The Surface Go doesn’t change Microsoft’s Surface design philosophy one bit — it really just looks like a smaller version of the Surface Pro design that’s been around since 2014’s Surface Pro 3. It has a 3:2 aspect ratio display (1800 x 1200 pixel resolution), the signature built-in kickstand with unlimited positions, a front-facing camera with facial recognition login, and Microsoft’s proprietary Surface Connector port for charging and connecting to a desktop dock. Microsoft has added a USB-C 3.1 port, capable of charging the tablet or outputting video and data to external devices. It has also rounded the corners a bit compared to the latest Surface Pro, but overall, it’s the same familiar magnesium design Surface users have come to expect.

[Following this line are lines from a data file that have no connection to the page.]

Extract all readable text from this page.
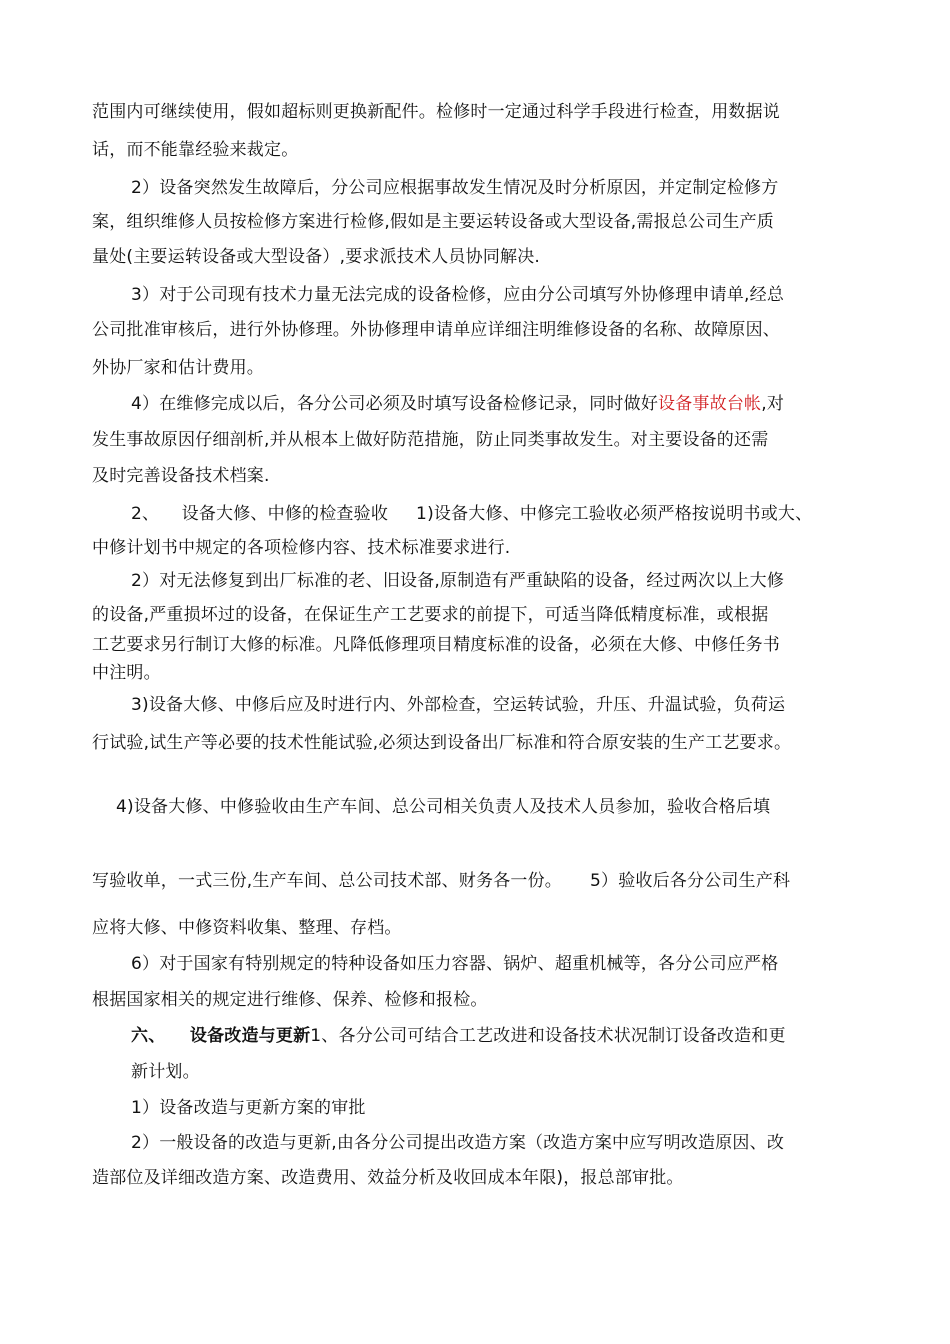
范围内可继续使用，假如超标则更换新配件。检修时一定通过科学手段进行检查，用数据说
话，而不能靠经验来裁定。
2）设备突然发生故障后，分公司应根据事故发生情况及时分析原因，并定制定检修方
案，组织维修人员按检修方案进行检修,假如是主要运转设备或大型设备,需报总公司生产质
量处(主要运转设备或大型设备）,要求派技术人员协同解决.
3）对于公司现有技术力量无法完成的设备检修，应由分公司填写外协修理申请单,经总
公司批准审核后，进行外协修理。外协修理申请单应详细注明维修设备的名称、故障原因、
外协厂家和估计费用。
4）在维修完成以后，各分公司必须及时填写设备检修记录，同时做好设备事故台帐,对
发生事故原因仔细剖析,并从根本上做好防范措施，防止同类事故发生。对主要设备的还需
及时完善设备技术档案.
2、    设备大修、中修的检查验收     1)设备大修、中修完工验收必须严格按说明书或大、
中修计划书中规定的各项检修内容、技术标准要求进行.
2）对无法修复到出厂标准的老、旧设备,原制造有严重缺陷的设备，经过两次以上大修
的设备,严重损坏过的设备，在保证生产工艺要求的前提下，可适当降低精度标准，或根据
工艺要求另行制订大修的标准。凡降低修理项目精度标准的设备，必须在大修、中修任务书
中注明。
3)设备大修、中修后应及时进行内、外部检查，空运转试验，升压、升温试验，负荷运
行试验,试生产等必要的技术性能试验,必须达到设备出厂标准和符合原安装的生产工艺要求。
4)设备大修、中修验收由生产车间、总公司相关负责人及技术人员参加，验收合格后填
写验收单，一式三份,生产车间、总公司技术部、财务各一份。     5）验收后各分公司生产科
应将大修、中修资料收集、整理、存档。
6）对于国家有特别规定的特种设备如压力容器、锅炉、超重机械等，各分公司应严格
根据国家相关的规定进行维修、保养、检修和报检。
六、    设备改造与更新1、各分公司可结合工艺改进和设备技术状况制订设备改造和更
新计划。
1）设备改造与更新方案的审批
2）一般设备的改造与更新,由各分公司提出改造方案（改造方案中应写明改造原因、改
造部位及详细改造方案、改造费用、效益分析及收回成本年限)，报总部审批。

The thing that kind of sucks about the Surface Go, besides the lack of capable and competitive apps in Microsoft’s app store, is that even Paul Thurott points out how shitty the base model is and you really have to get a more expensive Surface to have an acceptable level of performance:
Sure, the $400 price tag looks compelling. But the PC you’re getting at that price is not compelling, and it’s absolutely not future-proof. The biggest issue here is the same thing that doomed Surface 3 to poor performance: This entry-level Surface Go utilizes slow eMMC storage rather than speedy SSD storage. Combined that with just 4 GB of RAM and a low-end Pentium processor, and you have the makings of a disaster.
The good news? For just $150 more, you get some nice upgrades: 8 GB of RAM and more and faster storage: Not only does the higher-end Surface Go configuration double the storage from 64 GB to 128 GB, that storage is dramatically faster, since it is based on NVMe SSD technology. That’s a device that might actually make it through four years of high school or college.
I’m not sure if the eMMC storage performance, as well as the other cheap parts, are as bad as Apple carrying around 16GB base models of their iOS devices for too long, but it’s pretty bad that you have to go to $550 before you get something that might be functional. I’d probably rather have the 2018 iPad Cheap.